Eli was having a pretty good day until Mrs. Gaither, who was somewhere between the age of eighty-three and Methuselah, socked him on his shoulder with her purse.

“Hey, now!” He rubbed the spot where her bag had made contact. What the hell did she have in there, rocks? “What was that for?”

“Don’t you play dumb with me, young man. I won’t have it. Those posters are all over town. You should be ashamed of yourself.” She smacked him again, on his other shoulder this time. “I’m disappointed in you, Eli.”

That stung more than the clobbering. Mrs. Gaither had always liked him.

“What posters?” he asked. The only posters he knew of were the ones that said he was running for mayor. She couldn’t be pissed about that, could she? It didn’t make any sense. “Honestly, I have no idea what you’re talking about. I’m just here to get my coffee and maybe a donut. That’s it.”

Shrunken though she was, Mrs. Gaither still managed to grab hold of his ear and haul his face to where she wanted it. “Those posters. Now, what do you have to say for yourself?”

Eli blinked, trying to get his eyes to focus on the image a mere two inches from his nose. There he was...and there was Mr. Andrews.

Oh, shit.

He pulled back, despite her grip on his ear, so that he could see the whole thing. The choice is yours. Do you want the man who puts criminals behind bars, or the criminal’s daughter? Vote for Eli Carter. Vote for law and order.

Double shit.

“What did that poor girl ever do to you to deserve this?” Mrs. Gaither demanded. She released his ear so she could hit him again. “Hasn’t she had enough sorrow in her life? No matter what her dad did or didn’t do, she’s done right her whole life. This isn’t Washington, D.C. This is Hart’s Ridge, and we don’t tolerate this sort of nastiness here.”

“I don’t...I didn’t...” He flailed for words.

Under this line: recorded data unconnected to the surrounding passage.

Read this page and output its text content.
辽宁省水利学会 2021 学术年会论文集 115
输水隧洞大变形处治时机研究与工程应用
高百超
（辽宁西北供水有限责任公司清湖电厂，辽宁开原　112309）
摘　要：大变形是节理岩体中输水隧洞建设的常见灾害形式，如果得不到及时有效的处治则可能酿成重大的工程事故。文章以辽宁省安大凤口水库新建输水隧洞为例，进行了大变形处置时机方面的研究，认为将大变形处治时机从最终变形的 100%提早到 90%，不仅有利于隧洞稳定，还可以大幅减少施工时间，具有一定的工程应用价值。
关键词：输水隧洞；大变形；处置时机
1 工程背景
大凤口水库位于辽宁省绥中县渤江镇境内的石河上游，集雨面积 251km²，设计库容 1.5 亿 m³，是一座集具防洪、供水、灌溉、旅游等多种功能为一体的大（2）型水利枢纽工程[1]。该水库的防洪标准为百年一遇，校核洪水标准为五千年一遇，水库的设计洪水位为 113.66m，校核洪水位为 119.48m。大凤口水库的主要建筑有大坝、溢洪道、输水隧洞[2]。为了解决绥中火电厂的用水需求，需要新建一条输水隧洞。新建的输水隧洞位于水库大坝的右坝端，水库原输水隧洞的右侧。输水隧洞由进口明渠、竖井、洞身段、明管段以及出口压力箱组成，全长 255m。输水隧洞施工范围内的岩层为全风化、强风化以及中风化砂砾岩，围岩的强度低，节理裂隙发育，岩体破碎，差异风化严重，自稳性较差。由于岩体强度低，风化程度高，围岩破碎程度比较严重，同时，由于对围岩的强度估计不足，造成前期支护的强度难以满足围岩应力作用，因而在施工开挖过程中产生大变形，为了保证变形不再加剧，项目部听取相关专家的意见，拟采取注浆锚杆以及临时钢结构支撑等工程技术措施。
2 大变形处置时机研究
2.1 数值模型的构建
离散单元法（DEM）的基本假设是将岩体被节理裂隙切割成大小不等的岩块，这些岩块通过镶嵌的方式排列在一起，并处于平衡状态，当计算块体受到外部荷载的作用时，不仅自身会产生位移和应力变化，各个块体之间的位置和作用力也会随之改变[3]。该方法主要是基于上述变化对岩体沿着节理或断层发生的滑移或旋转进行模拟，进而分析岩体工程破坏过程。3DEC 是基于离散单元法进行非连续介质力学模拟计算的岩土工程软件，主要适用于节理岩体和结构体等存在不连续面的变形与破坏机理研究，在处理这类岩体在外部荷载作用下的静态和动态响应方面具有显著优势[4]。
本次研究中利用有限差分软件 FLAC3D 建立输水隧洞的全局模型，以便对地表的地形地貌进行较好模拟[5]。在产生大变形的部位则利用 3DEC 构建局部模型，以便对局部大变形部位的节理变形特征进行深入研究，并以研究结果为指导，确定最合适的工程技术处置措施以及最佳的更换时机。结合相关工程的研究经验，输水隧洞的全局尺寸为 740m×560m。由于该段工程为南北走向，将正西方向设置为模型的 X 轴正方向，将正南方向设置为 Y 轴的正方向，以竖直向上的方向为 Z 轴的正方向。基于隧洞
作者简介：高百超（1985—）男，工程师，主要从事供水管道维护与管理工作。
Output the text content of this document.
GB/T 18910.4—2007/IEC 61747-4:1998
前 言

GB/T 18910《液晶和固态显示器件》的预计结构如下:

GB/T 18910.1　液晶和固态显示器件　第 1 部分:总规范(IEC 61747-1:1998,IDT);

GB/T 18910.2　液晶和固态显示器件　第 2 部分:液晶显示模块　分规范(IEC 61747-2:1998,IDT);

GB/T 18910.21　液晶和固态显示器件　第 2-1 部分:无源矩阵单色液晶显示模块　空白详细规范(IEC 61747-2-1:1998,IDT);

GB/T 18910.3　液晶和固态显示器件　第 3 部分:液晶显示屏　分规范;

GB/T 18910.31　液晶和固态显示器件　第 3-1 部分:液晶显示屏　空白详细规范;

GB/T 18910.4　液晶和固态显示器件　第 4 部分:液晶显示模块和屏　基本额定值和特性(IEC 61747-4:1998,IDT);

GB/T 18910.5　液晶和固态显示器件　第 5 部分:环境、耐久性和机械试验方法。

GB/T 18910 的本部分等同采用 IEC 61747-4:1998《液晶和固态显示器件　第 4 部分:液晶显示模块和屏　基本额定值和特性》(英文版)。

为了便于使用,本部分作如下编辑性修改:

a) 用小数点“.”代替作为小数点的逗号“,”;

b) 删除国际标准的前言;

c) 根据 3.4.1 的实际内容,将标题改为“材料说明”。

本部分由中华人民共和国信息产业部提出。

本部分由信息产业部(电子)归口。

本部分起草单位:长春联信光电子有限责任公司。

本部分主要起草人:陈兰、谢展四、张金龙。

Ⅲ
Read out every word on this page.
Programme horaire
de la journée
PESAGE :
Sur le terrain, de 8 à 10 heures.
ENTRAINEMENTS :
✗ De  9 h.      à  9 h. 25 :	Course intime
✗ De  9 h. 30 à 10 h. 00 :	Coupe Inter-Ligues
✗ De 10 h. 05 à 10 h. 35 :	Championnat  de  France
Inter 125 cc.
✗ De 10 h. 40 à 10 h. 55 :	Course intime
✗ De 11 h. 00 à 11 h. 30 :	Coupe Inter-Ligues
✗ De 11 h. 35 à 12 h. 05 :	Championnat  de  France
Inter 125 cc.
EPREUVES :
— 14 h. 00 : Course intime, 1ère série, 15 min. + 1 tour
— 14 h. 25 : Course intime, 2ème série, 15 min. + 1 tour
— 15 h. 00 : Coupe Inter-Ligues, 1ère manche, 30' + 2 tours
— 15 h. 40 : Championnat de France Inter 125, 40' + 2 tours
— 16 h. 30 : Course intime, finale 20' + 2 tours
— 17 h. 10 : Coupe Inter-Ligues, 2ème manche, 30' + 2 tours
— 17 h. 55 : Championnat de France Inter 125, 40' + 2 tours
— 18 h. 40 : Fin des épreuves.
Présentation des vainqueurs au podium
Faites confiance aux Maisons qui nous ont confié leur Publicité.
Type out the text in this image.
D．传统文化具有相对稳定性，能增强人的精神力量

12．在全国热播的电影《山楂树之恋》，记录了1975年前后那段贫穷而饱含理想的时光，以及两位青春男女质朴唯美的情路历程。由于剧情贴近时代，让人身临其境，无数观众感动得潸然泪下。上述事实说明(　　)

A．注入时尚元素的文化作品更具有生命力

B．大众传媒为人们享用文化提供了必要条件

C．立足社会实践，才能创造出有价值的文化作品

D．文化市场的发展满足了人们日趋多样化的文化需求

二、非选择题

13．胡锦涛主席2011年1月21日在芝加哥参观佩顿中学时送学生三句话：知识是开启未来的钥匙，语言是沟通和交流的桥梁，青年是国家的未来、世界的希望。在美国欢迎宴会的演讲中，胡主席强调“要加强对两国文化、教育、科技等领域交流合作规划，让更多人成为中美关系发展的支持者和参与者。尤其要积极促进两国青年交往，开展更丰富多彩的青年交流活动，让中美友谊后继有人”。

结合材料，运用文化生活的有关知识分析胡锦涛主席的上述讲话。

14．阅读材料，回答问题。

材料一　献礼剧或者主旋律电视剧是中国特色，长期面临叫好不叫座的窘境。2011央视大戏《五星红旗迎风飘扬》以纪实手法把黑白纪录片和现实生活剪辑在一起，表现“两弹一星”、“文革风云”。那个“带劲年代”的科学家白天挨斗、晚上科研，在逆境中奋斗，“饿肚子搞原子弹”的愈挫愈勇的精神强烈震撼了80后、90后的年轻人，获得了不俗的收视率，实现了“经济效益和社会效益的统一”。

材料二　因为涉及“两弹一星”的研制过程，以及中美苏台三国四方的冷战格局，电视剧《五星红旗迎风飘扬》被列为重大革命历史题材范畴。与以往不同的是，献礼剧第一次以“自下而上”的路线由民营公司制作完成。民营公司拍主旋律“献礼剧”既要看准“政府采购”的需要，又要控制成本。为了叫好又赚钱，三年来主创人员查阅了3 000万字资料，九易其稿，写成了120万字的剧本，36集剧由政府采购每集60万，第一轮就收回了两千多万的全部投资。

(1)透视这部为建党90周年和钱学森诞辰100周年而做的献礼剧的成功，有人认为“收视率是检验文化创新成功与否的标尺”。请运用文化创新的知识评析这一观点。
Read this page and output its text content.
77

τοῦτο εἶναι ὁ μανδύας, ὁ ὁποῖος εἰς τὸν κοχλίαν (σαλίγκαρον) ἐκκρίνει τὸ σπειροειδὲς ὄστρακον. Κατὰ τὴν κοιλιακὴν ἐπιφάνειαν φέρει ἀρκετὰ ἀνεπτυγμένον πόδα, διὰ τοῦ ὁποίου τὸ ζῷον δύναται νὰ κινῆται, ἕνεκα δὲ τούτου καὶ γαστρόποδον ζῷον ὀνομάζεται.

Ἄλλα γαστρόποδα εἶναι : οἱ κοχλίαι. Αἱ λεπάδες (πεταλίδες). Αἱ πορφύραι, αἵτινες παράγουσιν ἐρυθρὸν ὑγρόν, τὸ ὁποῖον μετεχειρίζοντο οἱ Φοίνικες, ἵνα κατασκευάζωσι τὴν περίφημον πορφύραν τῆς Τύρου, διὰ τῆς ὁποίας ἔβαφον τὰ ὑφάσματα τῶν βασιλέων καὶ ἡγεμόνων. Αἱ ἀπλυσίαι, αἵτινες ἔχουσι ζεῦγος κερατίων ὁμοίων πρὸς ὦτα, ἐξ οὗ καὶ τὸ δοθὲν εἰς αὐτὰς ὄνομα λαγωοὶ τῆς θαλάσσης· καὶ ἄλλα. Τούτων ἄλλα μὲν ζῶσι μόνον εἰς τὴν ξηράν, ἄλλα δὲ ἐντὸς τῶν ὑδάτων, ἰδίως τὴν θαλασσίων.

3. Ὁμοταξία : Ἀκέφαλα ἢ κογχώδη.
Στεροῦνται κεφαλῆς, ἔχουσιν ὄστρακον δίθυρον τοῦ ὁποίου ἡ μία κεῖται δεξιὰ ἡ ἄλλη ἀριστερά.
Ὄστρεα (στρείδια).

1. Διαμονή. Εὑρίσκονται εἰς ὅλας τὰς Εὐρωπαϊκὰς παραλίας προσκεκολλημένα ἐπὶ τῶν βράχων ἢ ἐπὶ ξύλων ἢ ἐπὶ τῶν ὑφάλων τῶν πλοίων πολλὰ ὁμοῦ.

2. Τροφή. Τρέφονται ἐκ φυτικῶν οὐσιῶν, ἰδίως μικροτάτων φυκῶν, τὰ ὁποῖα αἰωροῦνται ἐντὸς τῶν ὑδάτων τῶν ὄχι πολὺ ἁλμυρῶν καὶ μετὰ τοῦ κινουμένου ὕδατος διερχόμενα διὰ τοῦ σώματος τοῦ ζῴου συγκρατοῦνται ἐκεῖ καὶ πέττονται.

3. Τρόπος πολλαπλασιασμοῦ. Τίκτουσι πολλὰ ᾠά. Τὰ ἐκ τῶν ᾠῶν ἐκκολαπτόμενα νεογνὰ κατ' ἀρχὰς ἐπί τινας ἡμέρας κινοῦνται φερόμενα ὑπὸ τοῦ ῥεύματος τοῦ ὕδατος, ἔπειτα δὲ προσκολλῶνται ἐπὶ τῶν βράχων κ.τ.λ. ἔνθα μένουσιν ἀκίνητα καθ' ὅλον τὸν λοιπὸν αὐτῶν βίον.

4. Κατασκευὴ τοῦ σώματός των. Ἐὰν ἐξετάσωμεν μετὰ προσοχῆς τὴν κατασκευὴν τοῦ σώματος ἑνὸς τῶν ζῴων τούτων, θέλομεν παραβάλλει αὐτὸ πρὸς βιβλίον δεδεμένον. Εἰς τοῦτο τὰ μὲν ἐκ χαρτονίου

How had this happened? Who had done this? Because it wasn’t him.

Jacob Bronson. It had to be Jacob Bronson. Goddammit.

“There’s Emma now. Maybe you can explain it to her.”

He turned so fast he nearly gave himself whiplash. Their gazes clashed and held. And the look in hers. Oh, God. It damn near broke him. Wounded. Like a lover had stabbed her in the back. Which, fair enough. Only he hadn’t, but she didn’t know that.

She spun on her toes, hair whipping behind her, and broke into a run. She was literally running away from him. There was a time when he would have allowed it. Would have allowed her to leave him over a stupid misunderstanding, because oh well, she was bound to leave him sooner or later anyway. No point in making someone stay when they were determined to go.

But he had only just gotten her back. She couldn’t go away so soon. Not like this.

Not this time, honey.

She had a head start, but that didn’t matter. Emma wasn’t a runner, whereas Eli put in three miles most days of the week. He caught up with her in a block, wrapped his arms around her like a lasso, and hauled her back against his chest.